Let's see what these two steps look like.

Implement the Converter Interface

You can a converter going by implementing the Spring's Converter interface which is a really simple interface with only one defined method "convert" that needs to be implemented. The convert method takes the type to convert from and return the type to convert into. 

So for example we could have a String-to-Person converter in this form:

public class StringToPersonConverter implements Converter {

    public StringToPersonConverter() {

    }

    @Override
    public Person convert(String id) {
        Person person = new PersonRepository().loadById(id);
        return person;
    }
}

The convert method takes in String (type to convert from) and return a Person (type to convert into)

That is all to it. Next thing to do, is to configure Spring to use this converter by registering it.

Registering the Converter for Use.

Configuring Spring to use your converter involves wiring up a ConversionServiceFactoryBean, a class provided by Spring. This class needs to be wired up as a bean. It is via this bean you register your custom converter by setting  via the ConversionServiceFactoryBean's converters property.

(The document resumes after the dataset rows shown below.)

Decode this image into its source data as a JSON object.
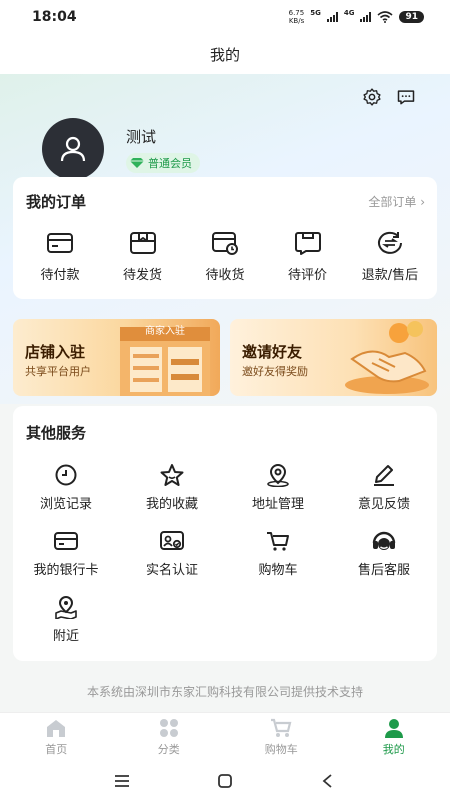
{
  "status": {
    "time": "18:04",
    "net_speed_value": "6.75",
    "net_speed_unit": "KB/s",
    "sig1": "5G",
    "sig2": "4G",
    "battery": "91"
  },
  "header": {
    "title": "我的"
  },
  "icons": {
    "settings": "settings-gear-icon",
    "messages": "message-icon"
  },
  "profile": {
    "name": "测试",
    "member_level": "普通会员"
  },
  "orders": {
    "title": "我的订单",
    "all_link": "全部订单",
    "items": [
      {
        "label": "待付款",
        "icon": "card-icon"
      },
      {
        "label": "待发货",
        "icon": "box-icon"
      },
      {
        "label": "待收货",
        "icon": "delivery-icon"
      },
      {
        "label": "待评价",
        "icon": "review-icon"
      },
      {
        "label": "退款/售后",
        "icon": "refund-icon"
      }
    ]
  },
  "banners": [
    {
      "title": "店铺入驻",
      "subtitle": "共享平台用户",
      "sign": "商家入驻"
    },
    {
      "title": "邀请好友",
      "subtitle": "邀好友得奖励"
    }
  ],
  "services": {
    "title": "其他服务",
    "items": [
      {
        "label": "浏览记录",
        "icon": "history-icon"
      },
      {
        "label": "我的收藏",
        "icon": "star-icon"
      },
      {
        "label": "地址管理",
        "icon": "location-icon"
      },
      {
        "label": "意见反馈",
        "icon": "edit-icon"
      },
      {
        "label": "我的银行卡",
        "icon": "bank-card-icon"
      },
      {
        "label": "实名认证",
        "icon": "id-card-icon"
      },
      {
        "label": "购物车",
        "icon": "cart-icon"
      },
      {
        "label": "售后客服",
        "icon": "headset-icon"
      },
      {
        "label": "附近",
        "icon": "nearby-icon"
      }
    ]
  },
  "footer": {
    "text": "本系统由深圳市东家汇购科技有限公司提供技术支持"
  },
  "tabs": [
    {
      "label": "首页",
      "icon": "home-icon"
    },
    {
      "label": "分类",
      "icon": "category-icon"
    },
    {
      "label": "购物车",
      "icon": "cart-icon"
    },
    {
      "label": "我的",
      "icon": "user-icon",
      "active": true
    }
  ],
  "colors": {
    "accent": "#1e9a4a",
    "text": "#222222",
    "muted": "#999999"
  }
}
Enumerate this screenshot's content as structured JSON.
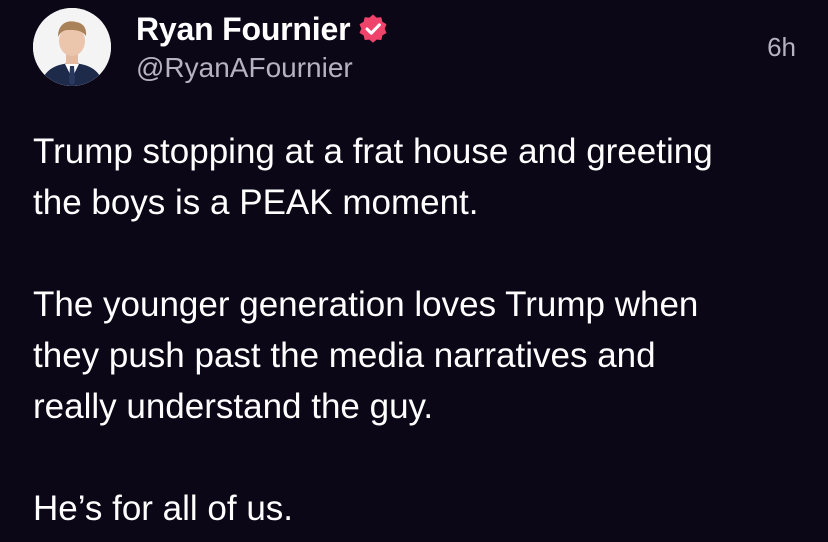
{
  "post": {
    "author": {
      "display_name": "Ryan Fournier",
      "handle": "@RyanAFournier",
      "verified": true,
      "badge_color": "#f0436c",
      "avatar_icon": "profile-photo"
    },
    "timestamp": "6h",
    "paragraphs": [
      "Trump stopping at a frat house and greeting\nthe boys is a PEAK moment.",
      "The younger generation loves Trump when\nthey push past the media narratives and\nreally understand the guy.",
      "He’s for all of us."
    ]
  },
  "theme": {
    "background": "#0b0717",
    "primary_text": "#ffffff",
    "secondary_text": "#b6b2c2"
  }
}
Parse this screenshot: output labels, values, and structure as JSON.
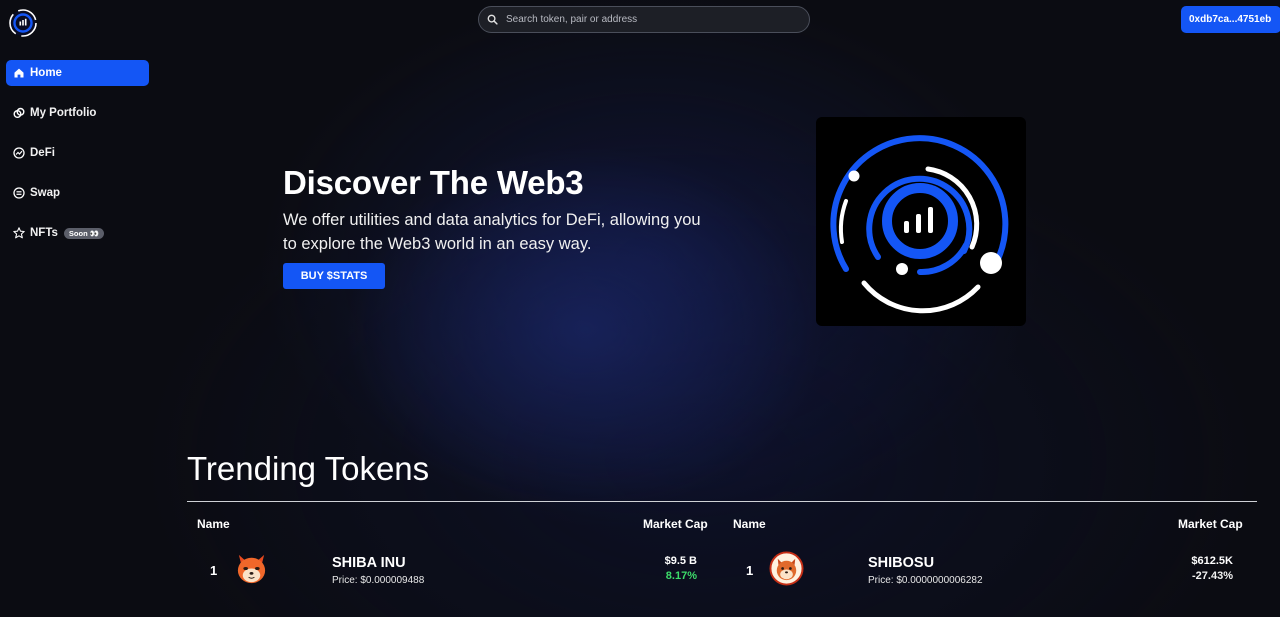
{
  "app": {
    "search_placeholder": "Search token, pair or address",
    "wallet_address": "0xdb7ca...4751eb"
  },
  "sidebar": {
    "items": [
      {
        "label": "Home",
        "icon": "home-icon",
        "active": true
      },
      {
        "label": "My Portfolio",
        "icon": "portfolio-icon"
      },
      {
        "label": "DeFi",
        "icon": "defi-icon"
      },
      {
        "label": "Swap",
        "icon": "swap-icon"
      },
      {
        "label": "NFTs",
        "icon": "star-icon",
        "badge": "Soon 👀"
      }
    ]
  },
  "hero": {
    "title": "Discover The Web3",
    "description": "We offer utilities and data analytics for DeFi, allowing you to explore the Web3 world in an easy way.",
    "button_label": "BUY $STATS"
  },
  "trending": {
    "title": "Trending Tokens",
    "columns": {
      "name": "Name",
      "market_cap": "Market Cap"
    },
    "tokens": [
      {
        "rank": "1",
        "name": "SHIBA INU",
        "price": "Price: $0.000009488",
        "market_cap": "$9.5 B",
        "change": "8.17%",
        "change_color": "#3ddc6a",
        "icon": "shiba-inu-icon"
      },
      {
        "rank": "1",
        "name": "SHIBOSU",
        "price": "Price: $0.0000000006282",
        "market_cap": "$612.5K",
        "change": "-27.43%",
        "change_color": "#f2f2f2",
        "icon": "shibosu-icon"
      }
    ]
  },
  "colors": {
    "accent": "#1456f5",
    "background": "#0b0c12",
    "positive": "#3ddc6a"
  }
}
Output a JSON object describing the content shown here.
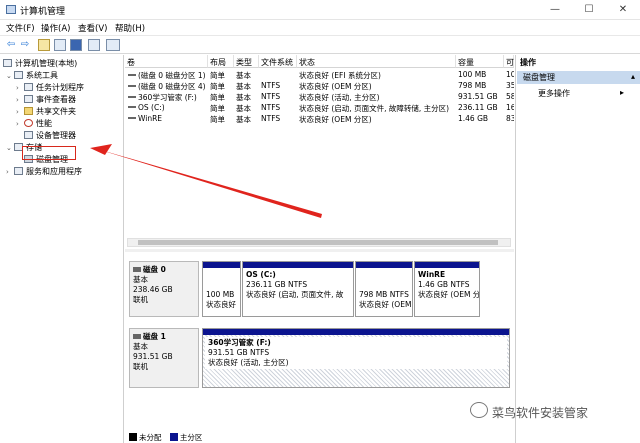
{
  "window": {
    "title": "计算机管理",
    "minimize": "—",
    "maximize": "☐",
    "close": "✕"
  },
  "menu": [
    "文件(F)",
    "操作(A)",
    "查看(V)",
    "帮助(H)"
  ],
  "tree": {
    "root": "计算机管理(本地)",
    "system_tools": "系统工具",
    "task_scheduler": "任务计划程序",
    "event_viewer": "事件查看器",
    "shared_folders": "共享文件夹",
    "performance": "性能",
    "device_manager": "设备管理器",
    "storage": "存储",
    "disk_management": "磁盘管理",
    "services_apps": "服务和应用程序"
  },
  "table": {
    "headers": [
      "卷",
      "布局",
      "类型",
      "文件系统",
      "状态",
      "容量",
      "可"
    ],
    "rows": [
      [
        "(磁盘 0 磁盘分区 1)",
        "简单",
        "基本",
        "",
        "状态良好 (EFI 系统分区)",
        "100 MB",
        "10"
      ],
      [
        "(磁盘 0 磁盘分区 4)",
        "简单",
        "基本",
        "NTFS",
        "状态良好 (OEM 分区)",
        "798 MB",
        "35"
      ],
      [
        "360学习管家 (F:)",
        "简单",
        "基本",
        "NTFS",
        "状态良好 (活动, 主分区)",
        "931.51 GB",
        "58"
      ],
      [
        "OS (C:)",
        "简单",
        "基本",
        "NTFS",
        "状态良好 (启动, 页面文件, 故障转储, 主分区)",
        "236.11 GB",
        "16"
      ],
      [
        "WinRE",
        "简单",
        "基本",
        "NTFS",
        "状态良好 (OEM 分区)",
        "1.46 GB",
        "83"
      ]
    ]
  },
  "disks": [
    {
      "name": "磁盘 0",
      "type": "基本",
      "size": "238.46 GB",
      "status": "联机",
      "partitions": [
        {
          "title": "",
          "size": "100 MB",
          "status": "状态良好"
        },
        {
          "title": "OS  (C:)",
          "size": "236.11 GB NTFS",
          "status": "状态良好 (启动, 页面文件, 故"
        },
        {
          "title": "",
          "size": "798 MB NTFS",
          "status": "状态良好 (OEM"
        },
        {
          "title": "WinRE",
          "size": "1.46 GB NTFS",
          "status": "状态良好 (OEM 分"
        }
      ]
    },
    {
      "name": "磁盘 1",
      "type": "基本",
      "size": "931.51 GB",
      "status": "联机",
      "partitions": [
        {
          "title": "360学习管家  (F:)",
          "size": "931.51 GB NTFS",
          "status": "状态良好 (活动, 主分区)"
        }
      ]
    }
  ],
  "legend": {
    "unallocated": "未分配",
    "primary": "主分区",
    "unallocated_color": "#000000",
    "primary_color": "#0b148f"
  },
  "actions": {
    "header": "操作",
    "selected": "磁盘管理",
    "more": "更多操作"
  },
  "watermark": "菜鸟软件安装管家"
}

The ConversionServiceFactoryBean is basically what supplies to Spring the necessary type converters needed for a specific type conversion. So to register our  StringToPersonConverter, you would have:




  
    
  






If using Java Config, you would have:

@EnableWebMvc
@ComponentScan(basePackages = {"com.springapp.mvc"})
@Configuration
public class Config extends WebMvcConfigurerAdapter {

    @Override
    public void addFormatters(FormatterRegistry formatterRegistry) {
        formatterRegistry.addConverter(new StringToPersonConverter());
    }

Now with the configuration done, you can proceed to use the converter in your application. You let the converter kick into action by having the type to convert as the name of the variable used for the path variable or request parameter. For example, to convert from String to Person using @RequestParam, you make sure the request parameter is the named "person". For example:


http://www.example.com/people/?person=777

and the controller handling that request could look like:

@RequestMapping(value="/people", method = RequestMethod.GET)
public String printWelcome(ModelMap model,
                               Person person) {
     // Person would be injected having being converted using the string 777
     return "hello";
}

While via path variables, the URL would take this form:

http://www.example.com/people/777


And the handling method would look thus:
@RequestMapping(value="/people/{person}", method = RequestMethod.GET)
public String printWelcome(ModelMap model,
                               Person person) {
   // person would be converted to Person Object
   return "hello";
}

Since the path variable contains "person".